Both of these points are even more amazing when you consider what the Nats were like as recently as 2010.
I would even be happy to see the Nats throw in a lottery-pick prospect or two in a Morse-for-McGee trade. I'm a big fan of his, and I love the five years of cost-control as well.
But so many of the other core players just managed to 'put it together' miraculously, often after years of scuffling. Ian Desmond was, as recently as 2011, little more than an aging busted prospect seen as having little chance of holding onto a career until, suddenly, he was the best shortstop in the Major Leagues. Ross Detwiler was a similarly disappointing draft pick, a middle-inning reliever at best, until he locked down a rotation slot and proved he could bring the goods under major competitive pressure. Adam LaRoche was universally thought to be a 'marking time' fill-in at 1B, and his putrid injury-ridden first season didn't disabuse anyone of that. I'm sure Mike Rizzo would claim he saw the potential in all of these guys, and no doubt that's technically true, but the way they've suddenly matured all at once has been wonderfully serendipitous.
As a man of sub-modest athletic skill in general but the ability to pick just about anything thrown my way ... might I suggest that the difference here probably has less to do with LaRoche's picking ability (this is not hard, most 1B are quite good at it) and more to do with the Nats apparently crappy throwing ability giving him opportunities. Late career shifts aside, you don't get to stay at 1B if you can't pick throws.

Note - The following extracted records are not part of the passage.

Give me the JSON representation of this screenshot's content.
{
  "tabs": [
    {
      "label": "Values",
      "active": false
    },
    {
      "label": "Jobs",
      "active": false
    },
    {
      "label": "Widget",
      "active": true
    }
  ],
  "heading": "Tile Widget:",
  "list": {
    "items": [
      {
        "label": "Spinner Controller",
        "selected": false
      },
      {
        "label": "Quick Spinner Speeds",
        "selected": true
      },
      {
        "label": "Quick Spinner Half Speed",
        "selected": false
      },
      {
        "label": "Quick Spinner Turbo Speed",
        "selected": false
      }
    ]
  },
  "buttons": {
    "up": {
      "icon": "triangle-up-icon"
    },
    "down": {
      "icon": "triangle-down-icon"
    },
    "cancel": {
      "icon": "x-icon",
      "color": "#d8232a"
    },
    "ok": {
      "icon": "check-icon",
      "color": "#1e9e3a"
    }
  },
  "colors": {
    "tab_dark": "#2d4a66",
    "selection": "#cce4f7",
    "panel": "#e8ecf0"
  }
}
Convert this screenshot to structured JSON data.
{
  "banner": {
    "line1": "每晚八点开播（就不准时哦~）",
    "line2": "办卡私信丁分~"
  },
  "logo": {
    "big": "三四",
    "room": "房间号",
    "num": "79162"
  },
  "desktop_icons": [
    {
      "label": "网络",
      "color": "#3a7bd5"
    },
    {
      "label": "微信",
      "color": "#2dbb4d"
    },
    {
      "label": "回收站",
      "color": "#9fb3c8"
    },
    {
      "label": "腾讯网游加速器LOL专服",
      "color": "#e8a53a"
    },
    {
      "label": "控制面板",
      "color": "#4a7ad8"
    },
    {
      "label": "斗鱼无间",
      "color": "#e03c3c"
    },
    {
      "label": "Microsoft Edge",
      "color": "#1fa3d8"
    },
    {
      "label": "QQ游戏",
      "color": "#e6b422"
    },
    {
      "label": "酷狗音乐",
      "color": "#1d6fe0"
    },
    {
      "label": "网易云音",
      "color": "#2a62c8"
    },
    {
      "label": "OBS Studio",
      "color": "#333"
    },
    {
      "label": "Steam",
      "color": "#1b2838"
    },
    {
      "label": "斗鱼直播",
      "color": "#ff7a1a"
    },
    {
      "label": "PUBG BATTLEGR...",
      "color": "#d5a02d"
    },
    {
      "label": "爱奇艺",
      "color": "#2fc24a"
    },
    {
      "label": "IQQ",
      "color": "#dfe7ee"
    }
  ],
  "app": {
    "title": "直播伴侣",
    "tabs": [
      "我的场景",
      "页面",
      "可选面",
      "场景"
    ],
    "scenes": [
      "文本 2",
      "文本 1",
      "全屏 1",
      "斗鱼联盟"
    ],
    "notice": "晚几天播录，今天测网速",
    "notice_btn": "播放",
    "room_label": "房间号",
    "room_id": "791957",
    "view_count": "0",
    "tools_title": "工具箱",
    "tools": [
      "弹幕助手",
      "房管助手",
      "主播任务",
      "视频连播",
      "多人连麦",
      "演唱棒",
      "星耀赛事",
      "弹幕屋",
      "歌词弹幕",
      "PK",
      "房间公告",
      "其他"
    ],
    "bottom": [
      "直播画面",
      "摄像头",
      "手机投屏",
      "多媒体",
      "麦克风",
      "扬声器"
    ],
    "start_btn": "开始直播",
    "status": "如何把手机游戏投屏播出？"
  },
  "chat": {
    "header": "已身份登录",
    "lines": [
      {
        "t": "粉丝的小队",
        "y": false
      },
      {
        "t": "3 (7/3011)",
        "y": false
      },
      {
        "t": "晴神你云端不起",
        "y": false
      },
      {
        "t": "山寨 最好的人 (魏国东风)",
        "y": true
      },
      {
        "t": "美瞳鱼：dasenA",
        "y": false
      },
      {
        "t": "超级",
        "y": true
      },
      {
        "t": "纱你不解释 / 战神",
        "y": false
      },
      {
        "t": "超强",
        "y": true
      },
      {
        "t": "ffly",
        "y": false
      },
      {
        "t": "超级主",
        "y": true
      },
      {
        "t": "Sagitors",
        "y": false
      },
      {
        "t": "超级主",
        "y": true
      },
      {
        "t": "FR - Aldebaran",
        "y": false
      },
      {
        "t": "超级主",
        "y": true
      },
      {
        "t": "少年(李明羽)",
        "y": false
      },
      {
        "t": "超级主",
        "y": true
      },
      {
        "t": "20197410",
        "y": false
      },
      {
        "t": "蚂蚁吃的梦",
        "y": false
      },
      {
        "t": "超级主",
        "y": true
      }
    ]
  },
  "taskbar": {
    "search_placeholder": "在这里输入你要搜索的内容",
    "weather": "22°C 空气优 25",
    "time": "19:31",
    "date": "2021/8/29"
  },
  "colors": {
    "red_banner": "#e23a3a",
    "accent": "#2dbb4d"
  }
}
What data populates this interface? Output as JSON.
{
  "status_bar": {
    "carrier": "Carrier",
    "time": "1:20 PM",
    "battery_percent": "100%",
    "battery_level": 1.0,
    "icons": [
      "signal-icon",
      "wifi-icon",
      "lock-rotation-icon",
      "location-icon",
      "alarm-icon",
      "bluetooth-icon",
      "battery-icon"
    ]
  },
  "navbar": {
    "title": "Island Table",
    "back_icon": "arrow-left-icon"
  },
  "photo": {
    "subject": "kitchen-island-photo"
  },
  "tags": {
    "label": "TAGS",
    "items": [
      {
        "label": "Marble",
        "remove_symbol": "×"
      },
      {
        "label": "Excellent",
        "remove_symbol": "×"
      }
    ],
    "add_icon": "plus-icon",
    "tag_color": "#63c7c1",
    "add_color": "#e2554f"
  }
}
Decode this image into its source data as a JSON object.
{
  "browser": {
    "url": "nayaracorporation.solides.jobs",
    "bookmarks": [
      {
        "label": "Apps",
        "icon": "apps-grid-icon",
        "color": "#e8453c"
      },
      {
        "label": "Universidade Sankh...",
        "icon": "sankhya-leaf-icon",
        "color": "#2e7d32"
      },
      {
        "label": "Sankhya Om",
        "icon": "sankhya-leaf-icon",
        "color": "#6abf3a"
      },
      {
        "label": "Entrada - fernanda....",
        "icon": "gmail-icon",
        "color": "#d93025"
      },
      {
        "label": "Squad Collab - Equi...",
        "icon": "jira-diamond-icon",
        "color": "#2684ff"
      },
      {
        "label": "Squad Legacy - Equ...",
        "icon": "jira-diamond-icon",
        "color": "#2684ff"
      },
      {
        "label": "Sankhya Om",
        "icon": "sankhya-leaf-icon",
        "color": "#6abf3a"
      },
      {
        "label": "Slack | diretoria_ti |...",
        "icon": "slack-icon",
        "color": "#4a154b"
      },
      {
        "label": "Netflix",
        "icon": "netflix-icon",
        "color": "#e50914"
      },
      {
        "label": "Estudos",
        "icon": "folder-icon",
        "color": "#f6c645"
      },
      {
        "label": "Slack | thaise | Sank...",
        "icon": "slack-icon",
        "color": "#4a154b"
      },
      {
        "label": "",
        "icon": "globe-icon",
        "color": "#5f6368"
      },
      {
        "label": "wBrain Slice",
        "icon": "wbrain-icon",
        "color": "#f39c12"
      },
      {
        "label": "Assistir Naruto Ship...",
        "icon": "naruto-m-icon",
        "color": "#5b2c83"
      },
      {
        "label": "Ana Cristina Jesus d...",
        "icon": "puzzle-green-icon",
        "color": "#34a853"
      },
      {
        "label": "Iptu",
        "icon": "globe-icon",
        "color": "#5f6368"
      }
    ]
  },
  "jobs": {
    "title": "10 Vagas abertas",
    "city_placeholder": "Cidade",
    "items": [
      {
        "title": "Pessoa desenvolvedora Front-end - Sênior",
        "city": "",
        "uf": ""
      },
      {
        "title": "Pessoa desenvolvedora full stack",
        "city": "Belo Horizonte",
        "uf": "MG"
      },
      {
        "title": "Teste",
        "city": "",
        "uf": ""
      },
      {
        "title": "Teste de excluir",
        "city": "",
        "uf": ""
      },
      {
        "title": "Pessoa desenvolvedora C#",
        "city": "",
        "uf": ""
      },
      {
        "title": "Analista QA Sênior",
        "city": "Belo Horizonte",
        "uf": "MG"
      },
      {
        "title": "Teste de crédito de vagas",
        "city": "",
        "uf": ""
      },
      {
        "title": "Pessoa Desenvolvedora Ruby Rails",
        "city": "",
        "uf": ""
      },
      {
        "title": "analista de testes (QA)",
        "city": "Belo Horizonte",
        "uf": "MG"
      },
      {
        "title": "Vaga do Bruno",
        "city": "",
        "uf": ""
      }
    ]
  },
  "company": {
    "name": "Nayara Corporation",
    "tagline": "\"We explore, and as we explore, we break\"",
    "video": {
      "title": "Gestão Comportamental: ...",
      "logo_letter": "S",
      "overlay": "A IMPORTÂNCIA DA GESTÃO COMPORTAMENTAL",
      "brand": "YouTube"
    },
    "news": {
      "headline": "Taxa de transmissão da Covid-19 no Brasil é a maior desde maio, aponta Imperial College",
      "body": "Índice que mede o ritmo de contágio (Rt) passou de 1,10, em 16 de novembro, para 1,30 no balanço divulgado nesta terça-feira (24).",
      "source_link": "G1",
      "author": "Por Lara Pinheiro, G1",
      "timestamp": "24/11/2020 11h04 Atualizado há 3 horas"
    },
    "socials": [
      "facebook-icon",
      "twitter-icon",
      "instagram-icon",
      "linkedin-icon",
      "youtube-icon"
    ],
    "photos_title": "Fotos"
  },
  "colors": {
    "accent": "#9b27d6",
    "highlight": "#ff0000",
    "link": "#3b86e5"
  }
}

Now, I've not seen LaRoche enough to judge him personally and not at all in the last few years. I do note the Nats 2B/3B/SS made 59 errors in 2011 (LaRoche being hurt most of the year) and only 52 in 2012 ... and I have no idea how many were throwing as b-r isn't nice enough to tell me that I can find. They made a whopping 74 in 2010, almost half of them Desmond. 7 errors saved would be a good number, probably adding up to 5 runs a year.
Bear in mind that dWAR now contains the positional adjustment, which is making up the majority of that -3.4 number. He rates at about half a win per year below average relative to position. While he would benefit from a shift to DH, it is likely to be marginal, e.g. David Ortiz has -3.7 dWAR over the past 3 seasons. If you adjust those numbers for playing time, Morse is accumulating 1.47 dWAR per 150 games, and Ortiz 1.45. And as we have seen, not everybody takes to the DH well, so there is some risk there also.
See above. He is rated 8 runs above average for his position last season.
Hey, you're forgetting about Smiley Gonzalez! Can't a brutha get a little love???
Morse is a heckuvan actor. Lead villain in several movies that were good, not great. Had his own tv series that was good, but not quite good enough. A zillion character roles. HOVG. Absolutely convincing in anything he did, and used his height to real advantage.
Actually, bbref has that info under advanced fielding:
For 2b-3b-ss 2010 74 errors, 6 catch 36 field 32 throwing
2011 59 errors 4 catch 31 field 24 throwing
So maybe LaRoche did save a bunch of errors
By the way "catching" errors involve catching throws, not batted balls.
Heh, I thought you were talking about Michael Morse and was like how the #### does he have 20 year old kids?
@63 - thanks, but you need to add 2012 to see LaRoche's impact. In 2011 the Nationals had a variety of players at 1b (mostly Morse, LaRoche and Marrero)
numbers are catch, field, throw for 2b,3b,ss
2010 6/36/32
2011 4/31/24
2012 0/25/27 (12 throws by Zimmerman, who had some shoulder issues)
http://mlb.sbnation.com/2013/1/9/3854818/nationals-sign-adam-laroche-contract-mlb
If so, why is the option even part of the contract? Is it for luxury tax or revenue sharing purposes? Because then every player has a de facto mutual option at the end of their contract; i.e. if both parties agree, they can sign a contract.